Dall’inizio del 2023 sono state almeno tre le volte nelle quali il Governatore della Banca d’Italia Ignazio Visco ha dimostrato pubblicamente di non essere in perfetta assonanza con i tempi e i modi della politica monetaria della Bce. Le affermazioni che ieri Visco ha rilasciato durante il Festival dell’Economia di Torino, “La politica monetaria è sicuramente quella corretta in questo momento anche se forse io avrei spinto per una gradualità maggiore”, giungono a pochi mesi dalla scadenza del suo mandato, previsto ad ottobre 2023.

Ad inizio anno Visco era stato ancora più esplicito nel marcare la differenza, perché commentando le varie posizioni all’interno del board della Banca Centrale Europea sulla possibile stretta monetaria, invitava la Bce a migliorare sul piano della comunicazione istituzionale, scegliendo la strada della prudenza ed evitando messaggi troppo duri che rischiavano di spaventare le imprese e le famiglie.

A marzo, quando la nuova stretta sui tassi fu accompagnata dall’annuncio del disinvestimento del Quantitative Easing pari a 15 miliardi al mese con un drastico stop al riacquisto dei Titoli di Stato in scadenza, Visco osservò che la politica monetaria avrebbe dovuto continuare a muoversi con prudenza, senza mettere a rischio la stabilità finanziaria e minimizzando gli effetti negativi sull’ancora fragile ripresa, resa ancora più precaria dal conflitto ucraino.
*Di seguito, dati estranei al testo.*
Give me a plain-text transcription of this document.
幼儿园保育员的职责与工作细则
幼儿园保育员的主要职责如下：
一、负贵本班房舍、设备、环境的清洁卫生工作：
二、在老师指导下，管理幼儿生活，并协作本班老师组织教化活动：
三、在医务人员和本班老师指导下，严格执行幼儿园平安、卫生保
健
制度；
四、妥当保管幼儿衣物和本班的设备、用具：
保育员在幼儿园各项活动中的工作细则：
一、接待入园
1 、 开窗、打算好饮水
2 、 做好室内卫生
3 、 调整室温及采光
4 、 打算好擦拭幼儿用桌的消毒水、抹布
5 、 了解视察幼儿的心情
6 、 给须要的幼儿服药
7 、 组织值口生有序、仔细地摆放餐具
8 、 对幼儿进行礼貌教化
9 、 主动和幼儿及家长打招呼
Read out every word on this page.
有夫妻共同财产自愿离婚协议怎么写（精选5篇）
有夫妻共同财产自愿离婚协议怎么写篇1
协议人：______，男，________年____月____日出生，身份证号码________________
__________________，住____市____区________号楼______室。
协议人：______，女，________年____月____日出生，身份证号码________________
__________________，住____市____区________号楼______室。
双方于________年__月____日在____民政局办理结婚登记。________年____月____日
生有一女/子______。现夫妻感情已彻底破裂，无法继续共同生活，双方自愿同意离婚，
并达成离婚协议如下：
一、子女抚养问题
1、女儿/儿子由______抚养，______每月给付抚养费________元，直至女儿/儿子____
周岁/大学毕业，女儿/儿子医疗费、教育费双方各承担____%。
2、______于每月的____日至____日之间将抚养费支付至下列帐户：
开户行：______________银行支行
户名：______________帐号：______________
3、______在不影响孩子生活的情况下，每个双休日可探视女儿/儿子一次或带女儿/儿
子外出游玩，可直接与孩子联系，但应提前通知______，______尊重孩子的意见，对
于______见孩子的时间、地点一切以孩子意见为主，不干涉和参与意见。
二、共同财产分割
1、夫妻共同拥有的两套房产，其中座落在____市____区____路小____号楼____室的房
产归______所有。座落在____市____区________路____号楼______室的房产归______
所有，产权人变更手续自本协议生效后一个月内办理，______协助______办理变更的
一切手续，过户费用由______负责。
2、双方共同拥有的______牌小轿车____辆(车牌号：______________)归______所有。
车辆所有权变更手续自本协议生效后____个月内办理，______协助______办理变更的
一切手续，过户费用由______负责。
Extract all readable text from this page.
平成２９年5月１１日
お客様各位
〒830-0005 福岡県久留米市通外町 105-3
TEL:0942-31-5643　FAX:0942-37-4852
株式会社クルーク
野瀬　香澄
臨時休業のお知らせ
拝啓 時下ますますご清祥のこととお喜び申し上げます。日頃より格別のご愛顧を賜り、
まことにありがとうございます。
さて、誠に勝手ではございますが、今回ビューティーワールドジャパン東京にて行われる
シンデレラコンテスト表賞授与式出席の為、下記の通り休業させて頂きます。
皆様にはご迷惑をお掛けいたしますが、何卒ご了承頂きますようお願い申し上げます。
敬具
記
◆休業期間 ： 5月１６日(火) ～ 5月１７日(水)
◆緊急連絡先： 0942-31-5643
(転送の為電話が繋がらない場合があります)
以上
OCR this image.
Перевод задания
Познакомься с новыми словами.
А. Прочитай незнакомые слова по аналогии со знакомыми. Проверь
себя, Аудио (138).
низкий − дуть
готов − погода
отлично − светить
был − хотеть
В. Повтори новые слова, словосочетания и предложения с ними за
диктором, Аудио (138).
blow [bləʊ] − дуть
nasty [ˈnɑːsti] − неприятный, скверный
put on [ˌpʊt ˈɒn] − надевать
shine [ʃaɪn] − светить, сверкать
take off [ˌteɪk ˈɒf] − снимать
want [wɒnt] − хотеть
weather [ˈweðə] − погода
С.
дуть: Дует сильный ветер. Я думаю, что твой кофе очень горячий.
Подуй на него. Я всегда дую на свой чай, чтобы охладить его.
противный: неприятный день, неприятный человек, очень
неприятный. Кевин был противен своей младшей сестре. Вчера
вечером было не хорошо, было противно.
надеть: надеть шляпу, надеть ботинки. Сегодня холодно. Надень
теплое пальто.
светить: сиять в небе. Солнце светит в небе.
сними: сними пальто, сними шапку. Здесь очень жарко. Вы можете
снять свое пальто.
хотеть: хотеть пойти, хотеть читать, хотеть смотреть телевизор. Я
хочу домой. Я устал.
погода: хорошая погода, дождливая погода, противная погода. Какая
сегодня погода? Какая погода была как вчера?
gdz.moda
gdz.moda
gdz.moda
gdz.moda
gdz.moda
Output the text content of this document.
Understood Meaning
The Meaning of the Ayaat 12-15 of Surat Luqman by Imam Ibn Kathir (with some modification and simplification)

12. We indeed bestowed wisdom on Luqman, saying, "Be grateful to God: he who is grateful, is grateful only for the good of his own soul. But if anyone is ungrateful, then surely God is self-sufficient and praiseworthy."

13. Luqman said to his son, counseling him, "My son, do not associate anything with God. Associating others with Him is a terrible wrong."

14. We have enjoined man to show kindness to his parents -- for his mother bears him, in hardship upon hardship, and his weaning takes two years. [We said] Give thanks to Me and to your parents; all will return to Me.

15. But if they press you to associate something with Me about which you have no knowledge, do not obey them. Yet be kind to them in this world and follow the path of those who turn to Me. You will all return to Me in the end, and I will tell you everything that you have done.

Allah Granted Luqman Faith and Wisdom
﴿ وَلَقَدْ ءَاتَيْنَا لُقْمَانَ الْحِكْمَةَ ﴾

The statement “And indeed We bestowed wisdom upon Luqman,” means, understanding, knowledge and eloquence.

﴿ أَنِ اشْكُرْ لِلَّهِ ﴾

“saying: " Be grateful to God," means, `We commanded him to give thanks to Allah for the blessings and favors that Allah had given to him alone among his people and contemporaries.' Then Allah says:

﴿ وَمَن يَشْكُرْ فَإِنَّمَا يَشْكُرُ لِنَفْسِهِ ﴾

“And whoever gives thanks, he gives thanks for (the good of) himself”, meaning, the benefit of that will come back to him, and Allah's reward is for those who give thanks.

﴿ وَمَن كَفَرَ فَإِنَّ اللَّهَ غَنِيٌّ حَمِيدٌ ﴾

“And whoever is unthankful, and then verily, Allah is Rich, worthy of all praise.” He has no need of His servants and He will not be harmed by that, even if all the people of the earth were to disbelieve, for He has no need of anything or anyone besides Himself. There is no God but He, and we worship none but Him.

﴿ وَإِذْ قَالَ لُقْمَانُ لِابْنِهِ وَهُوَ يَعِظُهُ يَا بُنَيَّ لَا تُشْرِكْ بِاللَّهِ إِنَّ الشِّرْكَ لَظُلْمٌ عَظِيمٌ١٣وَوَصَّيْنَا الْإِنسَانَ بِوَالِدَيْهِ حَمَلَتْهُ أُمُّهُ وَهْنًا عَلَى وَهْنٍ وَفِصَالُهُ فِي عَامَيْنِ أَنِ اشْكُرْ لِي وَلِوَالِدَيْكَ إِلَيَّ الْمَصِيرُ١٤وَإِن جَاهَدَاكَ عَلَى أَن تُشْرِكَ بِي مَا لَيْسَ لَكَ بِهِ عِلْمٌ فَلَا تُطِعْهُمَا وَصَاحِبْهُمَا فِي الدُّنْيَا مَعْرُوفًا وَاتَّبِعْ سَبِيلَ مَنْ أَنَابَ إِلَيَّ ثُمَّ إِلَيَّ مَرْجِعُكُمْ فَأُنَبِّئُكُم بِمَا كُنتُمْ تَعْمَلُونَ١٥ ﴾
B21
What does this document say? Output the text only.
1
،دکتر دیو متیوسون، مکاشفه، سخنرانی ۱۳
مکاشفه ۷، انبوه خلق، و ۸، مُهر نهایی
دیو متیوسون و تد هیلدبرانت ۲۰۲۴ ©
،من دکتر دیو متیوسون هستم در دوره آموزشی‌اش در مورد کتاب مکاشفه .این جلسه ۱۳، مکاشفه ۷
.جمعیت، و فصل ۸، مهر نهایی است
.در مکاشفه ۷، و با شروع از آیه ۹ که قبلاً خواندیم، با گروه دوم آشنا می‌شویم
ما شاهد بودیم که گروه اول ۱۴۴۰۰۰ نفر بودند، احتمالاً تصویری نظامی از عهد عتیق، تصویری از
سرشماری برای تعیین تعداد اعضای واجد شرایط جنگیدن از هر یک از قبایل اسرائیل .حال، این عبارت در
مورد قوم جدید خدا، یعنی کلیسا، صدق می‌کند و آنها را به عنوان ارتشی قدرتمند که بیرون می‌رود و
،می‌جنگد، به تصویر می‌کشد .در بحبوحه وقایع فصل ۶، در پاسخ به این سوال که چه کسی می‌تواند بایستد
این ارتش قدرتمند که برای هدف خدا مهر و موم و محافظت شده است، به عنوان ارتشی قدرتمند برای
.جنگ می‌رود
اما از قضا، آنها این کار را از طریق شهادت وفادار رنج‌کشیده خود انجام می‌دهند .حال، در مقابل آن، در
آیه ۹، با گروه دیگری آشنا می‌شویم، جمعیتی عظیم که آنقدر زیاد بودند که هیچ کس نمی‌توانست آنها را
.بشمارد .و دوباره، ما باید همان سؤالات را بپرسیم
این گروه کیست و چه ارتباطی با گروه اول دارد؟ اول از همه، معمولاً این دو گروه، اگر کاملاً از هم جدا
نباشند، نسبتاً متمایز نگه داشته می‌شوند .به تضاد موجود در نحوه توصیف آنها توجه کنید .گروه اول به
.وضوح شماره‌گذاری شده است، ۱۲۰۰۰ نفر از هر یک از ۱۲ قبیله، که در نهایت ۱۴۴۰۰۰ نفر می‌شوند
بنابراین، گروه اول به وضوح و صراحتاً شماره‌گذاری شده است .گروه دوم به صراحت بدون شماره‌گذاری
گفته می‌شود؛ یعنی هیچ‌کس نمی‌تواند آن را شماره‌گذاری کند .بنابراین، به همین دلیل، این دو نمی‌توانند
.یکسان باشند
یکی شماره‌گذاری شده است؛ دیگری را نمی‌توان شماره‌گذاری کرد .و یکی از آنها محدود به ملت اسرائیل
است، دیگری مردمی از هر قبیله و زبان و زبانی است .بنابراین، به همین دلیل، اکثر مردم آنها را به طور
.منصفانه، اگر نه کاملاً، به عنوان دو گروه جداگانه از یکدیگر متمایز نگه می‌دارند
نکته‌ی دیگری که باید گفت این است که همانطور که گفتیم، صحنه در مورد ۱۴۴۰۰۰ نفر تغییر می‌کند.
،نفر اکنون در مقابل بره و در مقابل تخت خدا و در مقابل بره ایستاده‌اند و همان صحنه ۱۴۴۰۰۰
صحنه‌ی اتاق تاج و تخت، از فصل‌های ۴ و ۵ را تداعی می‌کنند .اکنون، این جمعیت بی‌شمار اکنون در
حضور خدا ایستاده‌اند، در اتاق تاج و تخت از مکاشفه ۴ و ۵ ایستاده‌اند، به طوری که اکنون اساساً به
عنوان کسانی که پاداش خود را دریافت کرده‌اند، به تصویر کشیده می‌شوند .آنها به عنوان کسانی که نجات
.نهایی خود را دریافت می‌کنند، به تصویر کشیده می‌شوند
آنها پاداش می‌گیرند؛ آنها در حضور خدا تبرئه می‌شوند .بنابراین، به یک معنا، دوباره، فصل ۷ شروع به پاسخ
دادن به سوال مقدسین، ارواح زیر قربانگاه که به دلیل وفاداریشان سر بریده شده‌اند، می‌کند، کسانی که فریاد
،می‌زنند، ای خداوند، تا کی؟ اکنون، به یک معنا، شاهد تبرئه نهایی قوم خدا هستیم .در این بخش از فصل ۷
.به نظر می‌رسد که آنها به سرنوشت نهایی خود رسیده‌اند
Da allora, però, la Bce ha alzato i tassi un’altra volta agli inizi di maggio, e probabilmente almeno un altro intervento è previsto tra giugno e luglio, come ha lasciato intendere la stessa presidente Lagarde.

Le osservazioni di Visco ci consentono quindi di tracciare un bilancio della politica monetaria della Bce targata Lagarde. Sostenuta dalla parte più conservatrice del board, la politica monetaria non è andata nella direzione della crescita, ma così come la comunicazione istituzionale della stessa Lagarde, ha proceduto per tentoni, risultando inadeguata perché priva di una strategia definita.

Le scelte della Bce hanno risentito inevitabilmente della sottovalutazione dell’inflazione, perché nonostante il warning della Federal Reserve che aveva alzato per la prima volta i tassi nel marzo del 2022, dalle parti di Francoforte avevano fatto intendere che eravamo dinnanzi a un fenomeno inflattivo transitorio.

L’errore della Bce è stato quello di non avere considerato i problemi della crescita in Europa, concentrandosi unicamente sulla riduzione dell’inflazione, con una sorta di whaterver it takes ma al contrario.
Le azioni messe in campo negli ultimi mesi hanno dimostrato un’evidente incoerenza di fondo nella strategia della Bce, le cui decisioni hanno destabilizzato i mercati e le azioni dei consumatori. Parlare contestualmente di aumento dei tassi, dare delle indicazioni nette sulla prosecuzione della linea restrittiva e annunciare che a marzo sarebbe cominciata la riduzione del bilancio con il disinvestimento di 15 miliardi al mese, nel pieno di un conflitto in Europa e con gli strascichi della pandemia, avrebbe richiesto una valutazione più oculata e attenta.